Seorang pengunjung menulis:
“Sebagai orang yang lahir dengan gangguan pendengaran, saya selalu menerima, namun bergumul dengan ketidakmampuan saya untuk mendengar. Sementara saya tidak benar-benar menikmati menggunakan istilah ‘cacat’ itu adalah apa adanya. Kurangnya kemampuan pendengaran saya TIDAK membuat saya rendah diri, meskipun faktanya banyak orang di masyarakat berusaha sangat keras untuk membuat saya merasa seperti itu.”

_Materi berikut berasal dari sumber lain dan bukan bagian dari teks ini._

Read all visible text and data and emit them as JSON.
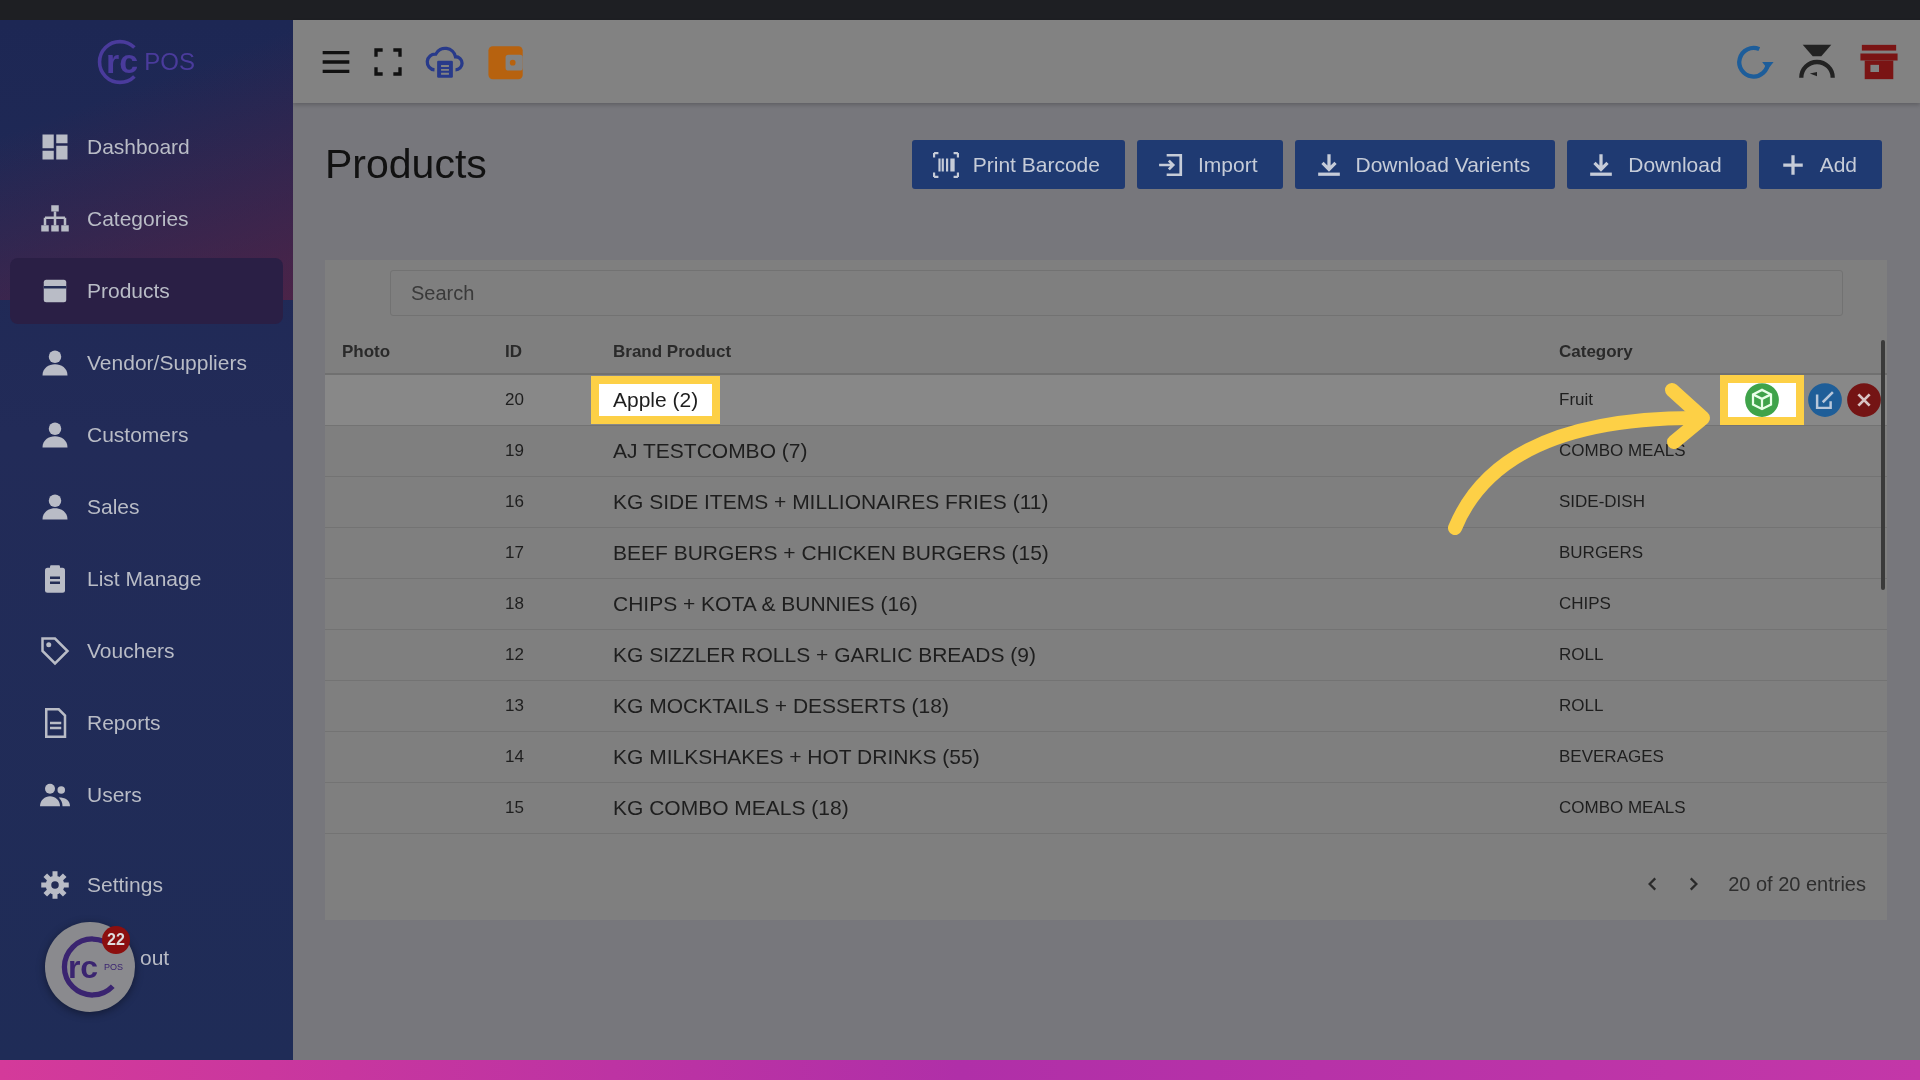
{
  "logo": {
    "mark": "rc",
    "text": "POS"
  },
  "sidebar": {
    "items": [
      {
        "label": "Dashboard",
        "selected": false
      },
      {
        "label": "Categories",
        "selected": false
      },
      {
        "label": "Products",
        "selected": true
      },
      {
        "label": "Vendor/Suppliers",
        "selected": false
      },
      {
        "label": "Customers",
        "selected": false
      },
      {
        "label": "Sales",
        "selected": false
      },
      {
        "label": "List Manage",
        "selected": false
      },
      {
        "label": "Vouchers",
        "selected": false
      },
      {
        "label": "Reports",
        "selected": false
      },
      {
        "label": "Users",
        "selected": false
      }
    ],
    "bottom_items": [
      {
        "label": "Settings",
        "kind": "link"
      },
      {
        "label": "out",
        "kind": "covered"
      }
    ]
  },
  "floating_widget": {
    "mark": "rc",
    "sub": "POS",
    "badge": "22"
  },
  "page": {
    "title": "Products"
  },
  "buttons": [
    {
      "label": "Print Barcode"
    },
    {
      "label": "Import"
    },
    {
      "label": "Download Varients"
    },
    {
      "label": "Download"
    },
    {
      "label": "Add"
    }
  ],
  "search": {
    "placeholder": "Search"
  },
  "table": {
    "columns": [
      "Photo",
      "ID",
      "Brand Product",
      "Category"
    ],
    "rows": [
      {
        "id": "20",
        "product": "Apple (2)",
        "category": "Fruit",
        "hovered": true,
        "name_highlighted": true,
        "action_highlighted": true
      },
      {
        "id": "19",
        "product": "AJ TESTCOMBO (7)",
        "category": "COMBO MEALS",
        "hovered": false,
        "name_highlighted": false,
        "action_highlighted": false
      },
      {
        "id": "16",
        "product": "KG SIDE ITEMS + MILLIONAIRES FRIES (11)",
        "category": "SIDE-DISH",
        "hovered": false,
        "name_highlighted": false,
        "action_highlighted": false
      },
      {
        "id": "17",
        "product": "BEEF BURGERS + CHICKEN BURGERS (15)",
        "category": "BURGERS",
        "hovered": false,
        "name_highlighted": false,
        "action_highlighted": false
      },
      {
        "id": "18",
        "product": "CHIPS + KOTA & BUNNIES (16)",
        "category": "CHIPS",
        "hovered": false,
        "name_highlighted": false,
        "action_highlighted": false
      },
      {
        "id": "12",
        "product": "KG SIZZLER ROLLS + GARLIC BREADS (9)",
        "category": "ROLL",
        "hovered": false,
        "name_highlighted": false,
        "action_highlighted": false
      },
      {
        "id": "13",
        "product": "KG MOCKTAILS + DESSERTS (18)",
        "category": "ROLL",
        "hovered": false,
        "name_highlighted": false,
        "action_highlighted": false
      },
      {
        "id": "14",
        "product": "KG MILKSHAKES + HOT DRINKS (55)",
        "category": "BEVERAGES",
        "hovered": false,
        "name_highlighted": false,
        "action_highlighted": false
      },
      {
        "id": "15",
        "product": "KG COMBO MEALS (18)",
        "category": "COMBO MEALS",
        "hovered": false,
        "name_highlighted": false,
        "action_highlighted": false
      }
    ]
  },
  "pagination": {
    "summary": "20 of 20 entries"
  }
}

Saya rasa selama istilah “disabilitas” tidak berkonotasi negatif—artinya, selama TIDAK digunakan untuk merendahkan, mempermalukan, mengucilkan atau mengucilkan penyandang disabilitas, maka menurut saya kadang-kadang bisa digunakan untuk informasikan kepada orang lain jika/ketika diperlukan. Namun, karena ini bukan dunia yang sempurna, penggunaan istilah ini kadang-kadang digunakan untuk melakukan hal-hal itu saja: mempermalukan, mengucilkan, dan lain-lain.

Sangat menyakitkan dan membuat frustrasi menghadapi diskriminasi karena stigma yang dibawa oleh setiap kecacatan. , jadi saya menyadari bahwa banyak orang tidak menggunakan istilah “cacat”.

Sumber Penelitian

Pertanyaan apakah ketulian adalah kecacatan bahkan telah dibahas dalam buku-buku yang hanya berfokus pada topik itu, seperti Tunarungu dan Difabel, atau Difabel Tunarungu? , ditulis oleh Mairian Corker, seorang wanita tuli.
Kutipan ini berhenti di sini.